Gold was first discovered on this island in 1881. Sorely against his will, John Treadwell was forced to take some of the original claims, having loaned a small amount upon them, which the borrower was unable to repay.
Having become possessed of these claims, a gambler's "hunch" impelled him to buy an adjoining claim from "French Pete" for four hundred dollars. On this claim is now located the famed "Glory Hole."
This is so deep that to one looking down into it the men working at the bottom and along the sides appear scarcely larger than flies. Steep stairways lead, winding, to the bottom of this huge quartz bowl; but visitors to the dizzy regions below are not encouraged, on account of frequent blasting and danger of accidents.
It is claimed that Treadwell is the largest quartz mine in the world, and that it employs the largest number of stamps—nine hundred.
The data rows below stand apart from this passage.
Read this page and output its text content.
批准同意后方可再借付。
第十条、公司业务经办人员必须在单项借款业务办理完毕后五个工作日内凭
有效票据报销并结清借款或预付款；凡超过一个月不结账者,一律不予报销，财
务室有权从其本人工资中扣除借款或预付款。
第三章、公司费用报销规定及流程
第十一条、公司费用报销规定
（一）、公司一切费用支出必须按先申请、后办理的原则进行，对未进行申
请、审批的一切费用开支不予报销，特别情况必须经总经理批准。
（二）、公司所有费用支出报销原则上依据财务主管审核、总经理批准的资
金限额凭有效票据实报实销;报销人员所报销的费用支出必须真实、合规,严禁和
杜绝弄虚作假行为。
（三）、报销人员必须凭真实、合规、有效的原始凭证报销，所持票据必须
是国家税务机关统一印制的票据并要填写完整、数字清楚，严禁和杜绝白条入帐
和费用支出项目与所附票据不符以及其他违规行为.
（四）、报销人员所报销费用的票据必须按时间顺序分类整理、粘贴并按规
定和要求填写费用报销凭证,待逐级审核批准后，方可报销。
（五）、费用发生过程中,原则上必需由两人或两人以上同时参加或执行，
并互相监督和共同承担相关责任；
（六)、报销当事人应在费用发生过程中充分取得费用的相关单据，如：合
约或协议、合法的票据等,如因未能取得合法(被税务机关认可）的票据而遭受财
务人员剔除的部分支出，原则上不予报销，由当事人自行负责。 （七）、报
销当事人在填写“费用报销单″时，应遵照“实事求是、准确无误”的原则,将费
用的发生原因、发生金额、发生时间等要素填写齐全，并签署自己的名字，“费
The ore is low grade, not yielding an average of more than two dollars to the ton; but it is so easily mined and so economically handled that the mines rank with the Calumet and Hecla, of Michigan; the Comstock Lode mines, of Nevada; the Homestake, of South Dakota; and the Portland, of Colorado.
The Treadwell is the pride of Alaska. Its poetic situation, romantic history, and admirable methods should make it the pride of America.
Its management has always been just and liberal. It has had fewer labor troubles than any other mine in America.
There are two towns on the island—Treadwell and Douglas. The latter is the commercial and residential portion of the community—for the towns meet and mingle together.
The entire population, exclusive of natives, is three thousand people—a population that is constantly increasing, as is the demand for laborers, at prices ranging from two dollars and sixty cents per day up to five dollars for skilled labor.
The island is so brilliantly lighted by electricity that to one approaching on a dark night it presents the appearance of a city six times its size.
The nine hundred stamps drop ceaselessly, day and night, with only two holidays in a year—Christmas and the Fourth of July. The noise is ferocious. In the stamp-mill one could not distinguish the boom of a cannon, if it were fired within a distance of twenty feet, from the deep and continuous thunder of the machinery.